I just finished reading this book, written by one of my professors at WTS Philadelphia. It is a great read, and an important book.
A lot of people (myself included) have been longing to see what apologetics looks like in practice, not merely in principal. In particular, I have been longing to see what many people espouse and know as the “presuppositional apologetic” put into practice. What would it look like to share the gospel in a presuppositional way with a Muslim or an atheist? In this book, you will find some very well-imagined conversations of what that could look like. Oliphint is very careful to do two things in those conversations: firstly, he doesn’t make the unbelieving interlocutor into some kind of dummy, and secondly, he is always careful to make sure that we know that his conversations are only one way that even a presuppositional apologetic might take in the course of an actual attempt. These conversations were the highlights of the book for me, and I suspect will be for many others as well. In particular, I appreciated the conversation with the Muslim. I had long been searching for “the great contradiction” between the presuppositions and the life of the Muslim, and Oliphint nails it for us. More on that later.

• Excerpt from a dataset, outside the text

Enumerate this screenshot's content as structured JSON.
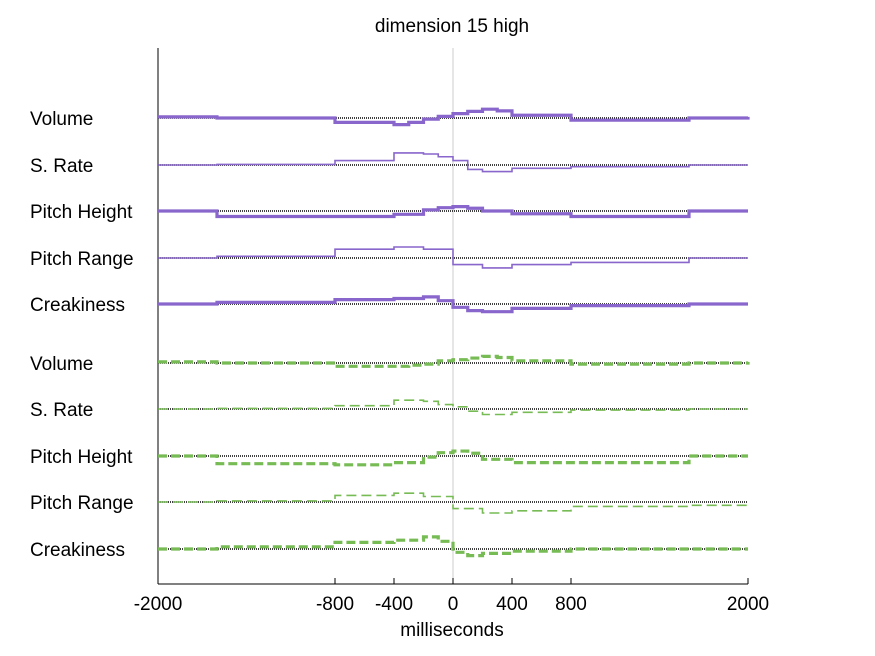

Oliphint argues for a retirement of that phrase “presuppositional apologetics” in favor of a new term “covenantal apologetics.” By “covenantal,” Oliphint means the traditional Reformed understanding of the covenant of works and the covenant of grace, and how those two covenants affect our minds; in particular, he stresses the noetic effects of the Fall, and the image of God in man, and what has happened to that image both in the Fall and in salvation. It is another way of saying “gospel-focused” apologetics. That was always something I greatly appreciated about apologetics at WTS: it was not about winning the argument, but about sharing the gospel, and seeking to tear down barriers to the gospel that people erect in their minds. Apologetics at WTS serves the gospel message, as it always should. Now, whether Oliphint will succeed in convincing people to change the term “presuppositional” to “covenantal” remains to be seen. The former term certainly has a longer pedigree, and people have used it out of habit for decades now.
I want to share Oliphint’s insights into apologetics in a Muslim context, for that is what most excited me about the book. In the “covenantal” model, one searches for an underlying, architectonic contradiction between an unbeliever’s principals, or presuppositions, and their practice, or the life they build on top of it. We search for what makes the foundation incompatible with the building they lay on top of that foundation. The Muslim believes that God is absolutely free. Nothing whatsoever can possibly bind God. He is absolutely transcendent. In our terms, God has libertarian free will. The Koran is not a revelation of who Allah is, but rather a revelation of Allah’s will (that is a key difference with Christianity: we believe the Bible reveals who God is, and not just His will for us). For the Muslim, Allah cannot enter into a relationship with a person, because that would bind Allah, and Allah cannot be bound by anything. This has several implications. Firstly, Allah is not powerful enough to enter into a relationship and yet remain God. Allah cannot be both transcendent and immanent. Secondly, they have no assurance whatsoever that God will not, at the end of history, declare that all Muslims are wrong and all Christians are correct, or even declare that what Muslims believe and what Christians believe are exactly the same thing (they’re not, by the way!). The Koran does not bind Allah, and so they have no way of knowing whether Allah will always act as the Koran says he will. They further have no assurance that living the way of Islam, namely the five pillars, will guarantee any kind of favorable reception of Allah at the last. All they can have is a hope that is not based on knowledge, even though they claim up one side and down the other to believe in a rational religion (and they castigate Christians for believing in such “irrational” things as a Trinity and a God-man). If Allah were to reverse everything in the end that Muslims hold dear, would they still reply “Allah be praised”? The Koran sinks underneath the weight of a god so utterly transcendent (even to the point of being trapped by that transcendence to the point where he cannot relate directly to a single person in a relationship) that the Koran cannot be any kind of reliable indicator of what Allah is like.
This is only the barest bones of the already truncated version of what this apologetic looks like in a Muslim context, but it was extremely helpful to me to have that great contradiction pointed out. Take up and read. You will be glad you did.